Oscar Wilde as Inmate and Subversive
By Caitlin Goodman
In 1895, the writer Oscar Wilde was at the height of his fame. But the debut of his newest play, The Importance of Being Earnest, only narrowly avoided a tabloid scene: the Marquess of Queensbury was planning to throw a “bouquet” of rotting vegetables at Wilde. His vendetta was instigated by the romantic relationship between Wilde and the Marquess’s son, Lord Alfred Douglas. Gay sexual relationships were illegal in England at the time, and Wilde sued the Marquess for libel after being called a sodomite. But Wilde did have sexual relationships with men, and many were willing to testify to it. Wilde dropped his libel suit, but was immediately charged with sodomy and gross indecency. The first trial ended with a hung jury, but a second trial found him guilty.

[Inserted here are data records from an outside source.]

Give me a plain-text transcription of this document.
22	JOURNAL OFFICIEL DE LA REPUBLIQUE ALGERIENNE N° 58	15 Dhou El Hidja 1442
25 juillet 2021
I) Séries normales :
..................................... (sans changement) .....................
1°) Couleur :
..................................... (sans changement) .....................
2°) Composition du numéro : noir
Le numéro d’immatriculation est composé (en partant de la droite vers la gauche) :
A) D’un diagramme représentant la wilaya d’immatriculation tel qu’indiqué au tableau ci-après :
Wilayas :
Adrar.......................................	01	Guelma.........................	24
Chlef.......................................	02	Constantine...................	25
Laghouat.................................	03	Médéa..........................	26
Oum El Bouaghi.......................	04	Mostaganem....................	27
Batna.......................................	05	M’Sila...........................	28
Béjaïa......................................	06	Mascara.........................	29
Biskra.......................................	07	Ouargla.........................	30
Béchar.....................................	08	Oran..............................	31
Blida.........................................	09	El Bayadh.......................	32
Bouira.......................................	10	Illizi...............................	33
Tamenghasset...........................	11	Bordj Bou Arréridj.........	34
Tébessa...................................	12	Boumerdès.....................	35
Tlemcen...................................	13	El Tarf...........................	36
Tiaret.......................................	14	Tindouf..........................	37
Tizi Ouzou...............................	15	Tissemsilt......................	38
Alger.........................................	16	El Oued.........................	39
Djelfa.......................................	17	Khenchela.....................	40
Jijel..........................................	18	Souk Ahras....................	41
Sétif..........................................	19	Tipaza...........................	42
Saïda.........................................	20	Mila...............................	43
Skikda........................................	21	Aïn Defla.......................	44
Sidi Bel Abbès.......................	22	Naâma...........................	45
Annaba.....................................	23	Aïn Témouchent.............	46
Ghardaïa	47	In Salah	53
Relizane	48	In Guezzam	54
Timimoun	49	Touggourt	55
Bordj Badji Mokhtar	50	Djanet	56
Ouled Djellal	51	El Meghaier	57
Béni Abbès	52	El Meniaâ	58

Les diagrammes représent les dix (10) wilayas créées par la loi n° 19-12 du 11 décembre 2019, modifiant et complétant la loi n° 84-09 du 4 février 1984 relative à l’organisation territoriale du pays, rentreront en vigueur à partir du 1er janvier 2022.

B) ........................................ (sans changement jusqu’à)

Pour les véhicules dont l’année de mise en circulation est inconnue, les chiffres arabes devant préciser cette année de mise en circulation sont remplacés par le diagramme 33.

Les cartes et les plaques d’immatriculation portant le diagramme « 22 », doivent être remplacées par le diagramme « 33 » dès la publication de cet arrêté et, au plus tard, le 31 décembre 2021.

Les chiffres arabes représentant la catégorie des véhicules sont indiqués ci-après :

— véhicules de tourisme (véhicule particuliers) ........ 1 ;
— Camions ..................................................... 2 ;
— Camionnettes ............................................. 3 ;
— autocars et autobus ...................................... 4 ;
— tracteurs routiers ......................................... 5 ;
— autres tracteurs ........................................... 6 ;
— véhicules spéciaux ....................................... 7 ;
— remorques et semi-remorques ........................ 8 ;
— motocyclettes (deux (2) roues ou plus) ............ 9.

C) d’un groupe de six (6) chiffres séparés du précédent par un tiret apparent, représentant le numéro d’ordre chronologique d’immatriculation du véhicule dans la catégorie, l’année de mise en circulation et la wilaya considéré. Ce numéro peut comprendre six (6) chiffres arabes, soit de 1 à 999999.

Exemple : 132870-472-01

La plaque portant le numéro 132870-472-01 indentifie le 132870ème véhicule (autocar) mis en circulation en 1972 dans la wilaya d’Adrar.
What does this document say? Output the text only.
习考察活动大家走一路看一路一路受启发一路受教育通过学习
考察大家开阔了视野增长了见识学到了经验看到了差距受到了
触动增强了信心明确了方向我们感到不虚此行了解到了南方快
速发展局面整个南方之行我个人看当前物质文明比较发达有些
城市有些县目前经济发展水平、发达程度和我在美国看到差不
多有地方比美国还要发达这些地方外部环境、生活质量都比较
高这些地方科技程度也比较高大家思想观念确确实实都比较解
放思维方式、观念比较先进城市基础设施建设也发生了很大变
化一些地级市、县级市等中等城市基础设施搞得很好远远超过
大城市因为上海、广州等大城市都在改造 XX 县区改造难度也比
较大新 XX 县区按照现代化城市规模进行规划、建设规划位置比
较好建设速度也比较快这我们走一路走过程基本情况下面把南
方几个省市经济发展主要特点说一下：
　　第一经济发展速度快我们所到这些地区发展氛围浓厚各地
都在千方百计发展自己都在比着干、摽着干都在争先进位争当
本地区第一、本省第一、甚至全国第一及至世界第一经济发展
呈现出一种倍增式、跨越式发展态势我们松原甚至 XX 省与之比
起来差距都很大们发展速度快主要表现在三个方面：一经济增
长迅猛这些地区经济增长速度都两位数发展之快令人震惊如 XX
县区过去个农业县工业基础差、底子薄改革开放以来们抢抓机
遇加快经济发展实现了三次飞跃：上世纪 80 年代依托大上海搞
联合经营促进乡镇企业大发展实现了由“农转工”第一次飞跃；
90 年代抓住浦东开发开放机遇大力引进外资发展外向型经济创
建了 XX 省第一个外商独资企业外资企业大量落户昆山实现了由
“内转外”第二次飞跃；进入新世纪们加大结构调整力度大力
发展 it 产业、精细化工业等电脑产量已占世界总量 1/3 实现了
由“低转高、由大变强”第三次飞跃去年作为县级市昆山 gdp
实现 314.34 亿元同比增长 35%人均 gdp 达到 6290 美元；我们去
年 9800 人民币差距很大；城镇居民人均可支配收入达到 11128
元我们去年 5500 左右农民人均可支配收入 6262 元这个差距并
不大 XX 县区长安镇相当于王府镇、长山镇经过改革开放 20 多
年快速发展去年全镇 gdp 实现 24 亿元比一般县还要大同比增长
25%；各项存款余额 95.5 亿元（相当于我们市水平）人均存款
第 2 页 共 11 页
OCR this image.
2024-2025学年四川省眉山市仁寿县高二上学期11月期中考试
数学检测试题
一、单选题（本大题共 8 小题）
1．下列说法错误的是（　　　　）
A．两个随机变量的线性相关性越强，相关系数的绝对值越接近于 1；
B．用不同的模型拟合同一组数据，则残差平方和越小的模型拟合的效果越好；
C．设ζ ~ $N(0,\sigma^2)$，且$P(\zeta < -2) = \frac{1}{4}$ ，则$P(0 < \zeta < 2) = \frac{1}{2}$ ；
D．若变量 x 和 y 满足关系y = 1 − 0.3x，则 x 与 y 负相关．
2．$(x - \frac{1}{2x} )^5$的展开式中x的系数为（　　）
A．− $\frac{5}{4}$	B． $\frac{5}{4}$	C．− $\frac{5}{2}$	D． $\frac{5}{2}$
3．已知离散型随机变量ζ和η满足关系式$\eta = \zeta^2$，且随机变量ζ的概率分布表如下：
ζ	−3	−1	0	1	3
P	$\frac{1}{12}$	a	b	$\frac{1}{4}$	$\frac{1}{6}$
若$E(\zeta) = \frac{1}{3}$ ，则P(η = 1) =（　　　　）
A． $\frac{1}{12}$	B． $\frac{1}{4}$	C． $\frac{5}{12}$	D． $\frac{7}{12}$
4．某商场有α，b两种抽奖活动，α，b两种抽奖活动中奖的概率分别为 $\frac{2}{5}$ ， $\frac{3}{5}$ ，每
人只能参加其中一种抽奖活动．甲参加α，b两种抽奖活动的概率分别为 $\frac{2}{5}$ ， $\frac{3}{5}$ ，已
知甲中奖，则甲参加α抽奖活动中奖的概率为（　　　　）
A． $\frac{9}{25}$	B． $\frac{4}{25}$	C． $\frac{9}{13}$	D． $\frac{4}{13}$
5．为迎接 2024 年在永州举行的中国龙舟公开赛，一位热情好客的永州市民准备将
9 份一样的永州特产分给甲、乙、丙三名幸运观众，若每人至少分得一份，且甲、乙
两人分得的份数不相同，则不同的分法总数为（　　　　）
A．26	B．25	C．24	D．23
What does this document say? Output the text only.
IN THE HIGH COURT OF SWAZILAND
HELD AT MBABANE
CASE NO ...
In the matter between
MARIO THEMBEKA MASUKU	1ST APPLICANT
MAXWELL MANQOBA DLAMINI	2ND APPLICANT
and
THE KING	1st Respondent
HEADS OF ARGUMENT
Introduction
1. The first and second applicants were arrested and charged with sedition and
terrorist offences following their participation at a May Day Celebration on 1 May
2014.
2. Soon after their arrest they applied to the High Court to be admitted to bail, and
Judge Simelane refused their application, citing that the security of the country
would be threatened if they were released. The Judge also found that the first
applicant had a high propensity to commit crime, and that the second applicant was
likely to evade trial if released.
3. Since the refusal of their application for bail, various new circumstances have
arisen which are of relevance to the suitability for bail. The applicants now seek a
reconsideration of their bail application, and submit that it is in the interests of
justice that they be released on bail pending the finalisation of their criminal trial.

Wilde spent two years in prison, mostly at Reading Gaol.
In Wilde’s time in prison he was denied books, and only permitted reading and writing materials after the direct intervention of a politician. (A resonance with the present day: the Pennsylvania Department of Corrections recently reversed a much-criticized ban on donating books to incarcerated people.) Once able to write, Wilde spent his time on a long letter to Lord Alfred Douglas. Wilde gave the letter to his friend and former lover Robbie Ross with the instruction that Ross type up two copies and send the original on to Douglas. Ross (rightly!) feared that Douglas would destroy the manuscript, and instead sent only a typed copy, which Douglas did promptly burn. Wilde died a few years after his release from prison and Ross heavily redacted Wilde’s letter and published it posthumously as De Profundis, a meditation on the spiritual and emotional cruelties of prison.
Wilde today is perhaps best remembered as a wit and a martyr for gay rights but the last piece he published is instead a powerful critique of the prison system. After leaving prison, Wilde also left England, never to return. He spent the summer with Robbie Ross, where he wrote “The Ballad of Reading Gaol.” In contrast to much of Wilde’s earlier work, the poem adapted the English folk tradition of ballad recitation. It was first published anonymously in early 1898 credited to “C.3.3.” – Wilde’s cell location in Reading Gaol. It was over a year until Wilde’s authorship was widely known, after the poem had already found widespread and immediate success.